Korkunçtu tablo, çok vahimdi.

İç savaşın eşiğinden döndük.

Bir yanda asker çocuklarımız bir yanda öfkeli sivil halk ve krizi olağanüstü terbiyeli gayretleri ile iyi yöneten güvenlik güçlerimiz, polisimiz; olası bir faciayı en hafif hasarla atlatmamıza yardım ettiler.

Darbenin light oluşu, biraz korkuları, endişeleri giderdi, çünkü emir komuta dışında gelişmiş lokal bir hareketti; siyasi iktidarın ve muhalefetin, komuta kademesinin birbiriyle kenetlenişi ile halkın tankların üzerine çıkıp demokrasi için canını ortaya koyma kararlılığı ile uçurumun kenarından döndük.

Devleti ele geçirme emelleri olan kanlı örgütün gerçek yüzü hepimizin yüreğini ağzına getirdi. Şimdiye kadar olan darbelerde belki sonraları yapılan yargılamalarda çok idamlar oldu ama bir darbe girişiminde ilk kez halkın üzerine düşman askeri gibi ateş açıldı. Boğaziçi köprüsünde masum halkımızdan ölenler oldu.

Çengelköy gibi İstanbul’un en sakin yerinde, Kuleli Askeri Lisesi’nden bazı öğrencilerin karıştığı çatışmalar çıktı, karakol basıldı, rehin alma olayları yaşandı ve bir gazeteci başından vurularak öldürüldü. Ankara’ da Meclise ve polislerin üzerine bombalar atıldı, onlarca polis şehit edildi. Dahası Genelkurmay’da üst düzey komutanlar esir edildi, asker askeri vurdu, kardeş kardeşi katletti.

İşte bu çok acı bir gelişme idi.
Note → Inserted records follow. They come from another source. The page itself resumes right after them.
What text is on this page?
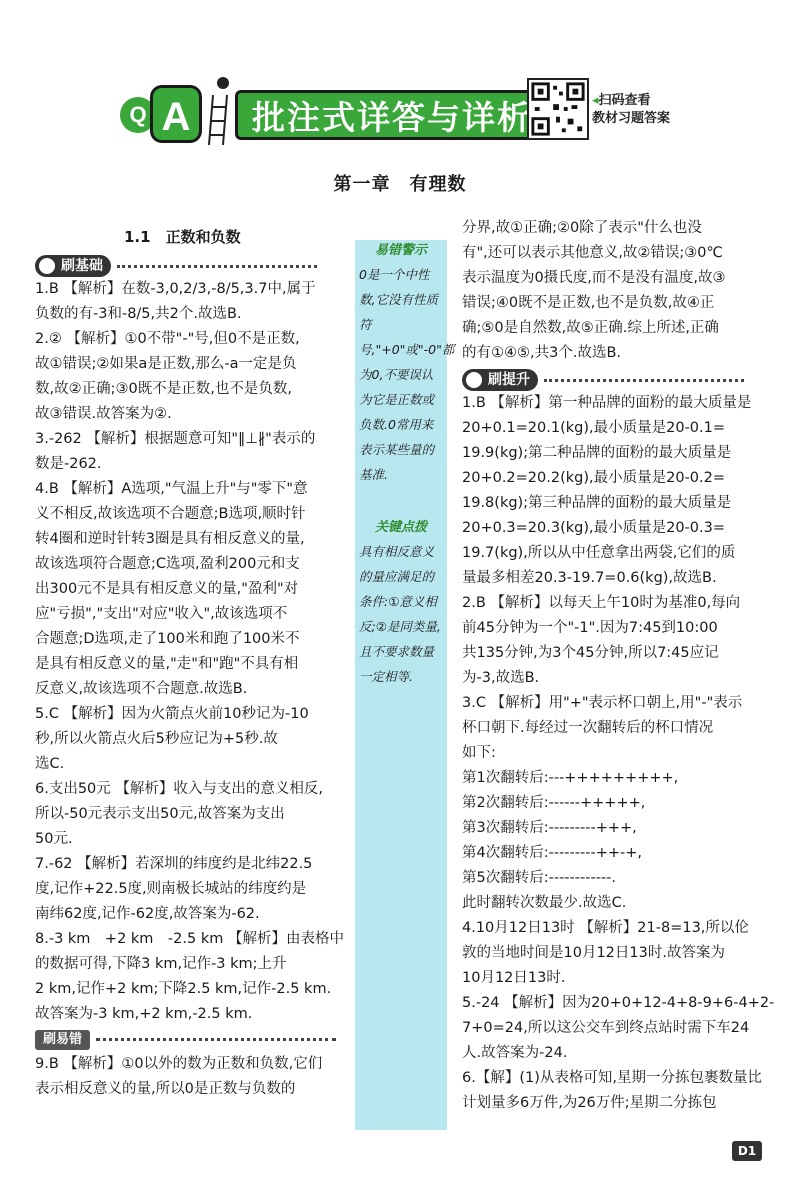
Q A	批注式详答与详析	◂扫码查看
教材习题答案
第一章　有理数
1.1　正数和负数
刷基础
1.B 【解析】在数-3,0,2/3,-8/5,3.7中,属于
负数的有-3和-8/5,共2个.故选B.
2.② 【解析】①0不带"-"号,但0不是正数,
故①错误;②如果a是正数,那么-a一定是负
数,故②正确;③0既不是正数,也不是负数,
故③错误.故答案为②.
3.-262 【解析】根据题意可知"‖⊥∦"表示的
数是-262.
4.B 【解析】A选项,"气温上升"与"零下"意
义不相反,故该选项不合题意;B选项,顺时针
转4圈和逆时针转3圈是具有相反意义的量,
故该选项符合题意;C选项,盈利200元和支
出300元不是具有相反意义的量,"盈利"对
应"亏损","支出"对应"收入",故该选项不
合题意;D选项,走了100米和跑了100米不
是具有相反意义的量,"走"和"跑"不具有相
反意义,故该选项不合题意.故选B.
5.C 【解析】因为火箭点火前10秒记为-10
秒,所以火箭点火后5秒应记为+5秒.故
选C.
6.支出50元 【解析】收入与支出的意义相反,
所以-50元表示支出50元,故答案为支出
50元.
7.-62 【解析】若深圳的纬度约是北纬22.5
度,记作+22.5度,则南极长城站的纬度约是
南纬62度,记作-62度,故答案为-62.
8.-3 km　+2 km　-2.5 km 【解析】由表格中
的数据可得,下降3 km,记作-3 km;上升
2 km,记作+2 km;下降2.5 km,记作-2.5 km.
故答案为-3 km,+2 km,-2.5 km.
刷易错
9.B 【解析】①0以外的数为正数和负数,它们
表示相反意义的量,所以0是正数与负数的
易错警示
0是一个中性数,它没有性质符号,"+0"或"-0"都为0,不要误认为它是正数或负数.0常用来表示某些量的基准.
关键点拨
具有相反意义的量应满足的条件:①意义相反;②是同类量,且不要求数量一定相等.
分界,故①正确;②0除了表示"什么也没
有",还可以表示其他意义,故②错误;③0℃
表示温度为0摄氏度,而不是没有温度,故③
错误;④0既不是正数,也不是负数,故④正
确;⑤0是自然数,故⑤正确.综上所述,正确
的有①④⑤,共3个.故选B.
刷提升
1.B 【解析】第一种品牌的面粉的最大质量是
20+0.1=20.1(kg),最小质量是20-0.1=
19.9(kg);第二种品牌的面粉的最大质量是
20+0.2=20.2(kg),最小质量是20-0.2=
19.8(kg);第三种品牌的面粉的最大质量是
20+0.3=20.3(kg),最小质量是20-0.3=
19.7(kg),所以从中任意拿出两袋,它们的质
量最多相差20.3-19.7=0.6(kg),故选B.
2.B 【解析】以每天上午10时为基准0,每向
前45分钟为一个"-1".因为7:45到10:00
共135分钟,为3个45分钟,所以7:45应记
为-3,故选B.
3.C 【解析】用"+"表示杯口朝上,用"-"表示
杯口朝下.每经过一次翻转后的杯口情况
如下:
第1次翻转后:---+++++++++,
第2次翻转后:------+++++,
第3次翻转后:---------+++,
第4次翻转后:---------++-+,
第5次翻转后:------------.
此时翻转次数最少.故选C.
4.10月12日13时 【解析】21-8=13,所以伦
敦的当地时间是10月12日13时.故答案为
10月12日13时.
5.-24 【解析】因为20+0+12-4+8-9+6-4+2-
7+0=24,所以这公交车到终点站时需下车24
人.故答案为-24.
6.【解】(1)从表格可知,星期一分拣包裹数量比
计划量多6万件,为26万件;星期二分拣包
D1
Daha darbenin ilk saatlerinde şehid sayısı 170’e dayandı. Başkasının ölüsüne acımak kolaydır.

Ateş düştüğü yeri yakmakta.

O gencecik çocukların iki elleri yanlarında cenazeleri; haneleri, anneleri, aileleri, toplumu kahretti.

Allah bir daha böyle acılar yaşatmasın.

Yine de sokağa çıkan halk ile asker ve polisin çatışması daha büyük acıların frenlenmesi sanırım Diyanet İşleri Başkanlığı’nın düzenlediği dua eylemi ile o salalarla birlikte halktan dua istenmesiyle gerçekleşti.

Daha fazla ölü ve yaralıyı, daha fazla acıyı bu ülkenin, bu toplumun yüreği asla kaldıramaz.

Dualara devam etmeliyiz.

Daha feci sahnelerin yaşanmaması için bir an önce dirlik ve düzenin sağlanması için mili birlik ve beraberliğin tesisi, huzur iklimlerinde buluşulabilmesi için.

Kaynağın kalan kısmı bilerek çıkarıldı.